Cairo Time

Drama, Kanada/Irland/Ägypten 2009, 90 min

Für die syrisch-kanadische Regisseurin Ruba Nadda ist »Cairo Time« eine „unwestliche Liebesgeschichte“. Das Besondere sind seine Atmosphäre und sein ganz eigenes Tempo, wie der Titel bereits andeutet. Nicht schnell und atemlos wie in einer Teenie-Romanze, sondern etwas gereifter (es geht um zwei Menschen um die 50). Die Geschichte hat gewisse Ähnlichkeiten mit »Lost in Translation«, mit dem der Film gerne verglichen wird. Der leicht schwebende Zustand der Protagonisten und das lange Warten in Hotels ist den beiden jedenfalls gemein.

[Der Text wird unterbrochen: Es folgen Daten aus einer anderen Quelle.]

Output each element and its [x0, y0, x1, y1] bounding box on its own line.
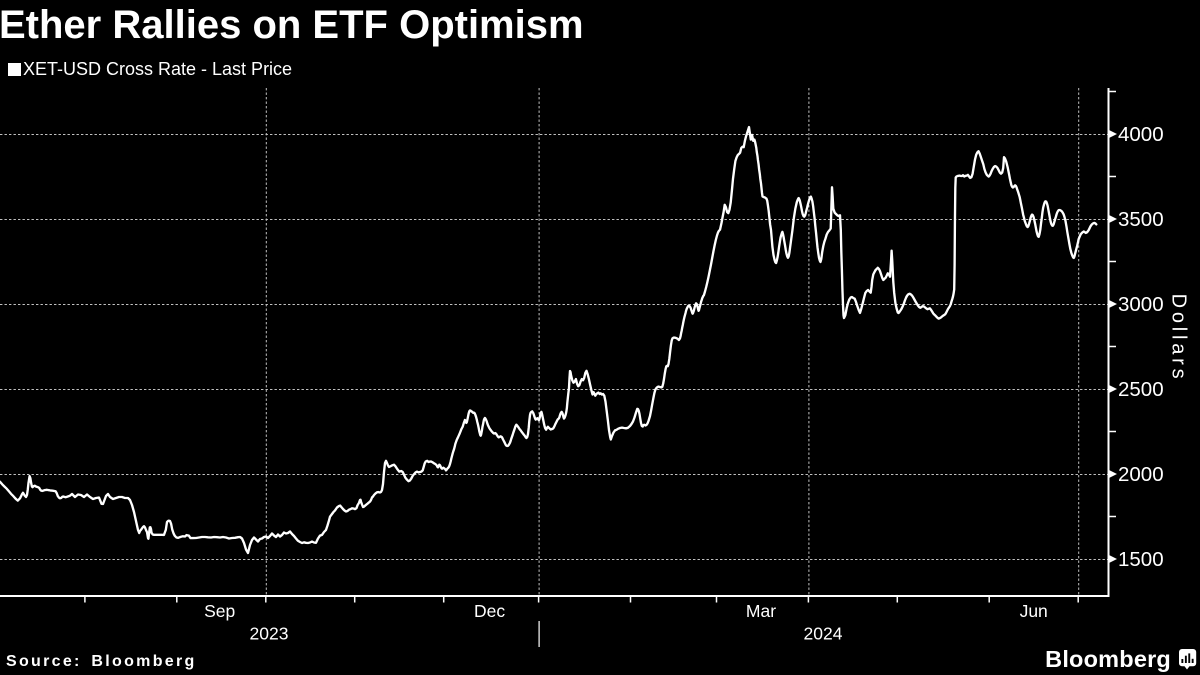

Juliette (Patricia Clarkson) reist nach Kairo, um ihren Mann Marc zu treffen, der für die UN in Gaza arbeitet. Da dieser aber auf unabsehbare Zeit dort nicht weg kann, wird sie von seinem ehemaligen Mitarbeiter Tareq (Alexander Siddig) abgeholt. Tareq führt ein Café „nur für Männer“, das findet die Amerikanerin sehr merkwürdig. Die beiden verbringen immer mehr Zeit miteinander und erkunden die Stadt. Das ist eigentlich auch schon die ganze Geschichte, das Sehenswerte spielt sich in den Blicken, den Unterhaltungen der beiden ab. Sie sind sich sehr nahe gekommen, haben sich neugierig in das jeweils andere Leben geschlichen und sich dort umgesehen, sie haben kulturelle Unterschiede festgestellt und diskutiert, und beide auch überhebliche Meinungen korrigieren müssen. Juliette überlegt zwischendurch sogar, nach Kairo zu ziehen und dort ein Café nur für Frauen zu eröffnen. Tareq gefällt dieser Plan.
Der Blick auf das vor-revolutionäre, eher alltägliche als touristische Kairo ist liebevoll, aber nicht unkritisch (die Männer, die blonde Frauen obszön ansprechen, werden nicht ausgespart). Tareq ist ein gebildeter Mann, der nie die Ruhe verliert und es gut verkraftet, dass Juliette ihn im eigenen Café beim Schachspielen besiegt. Sie hingegen ist anfangs überrollt von der Hitze und Schnelligkeit der Stadt, und die Ungewissheit, wann sie ihren Mann treffen wird, macht sie zusätzlich angespannt. In anderen Momenten erlebt sie in der Moschee Ruhe und Einkehr, ist von ihrer Schönheit und Größe ergriffen und kann diesen erhabenen und emotionalen Moment genießen. Es ist wunderschön, diesen beiden Menschen bei ihrer Annäherung zuzuschauen: mit Juliette den attraktiven Tareq kennenzulernen und mit Tareq Juliette beim Entdecken einer für sie völlig fremden Kultur zu beobachten.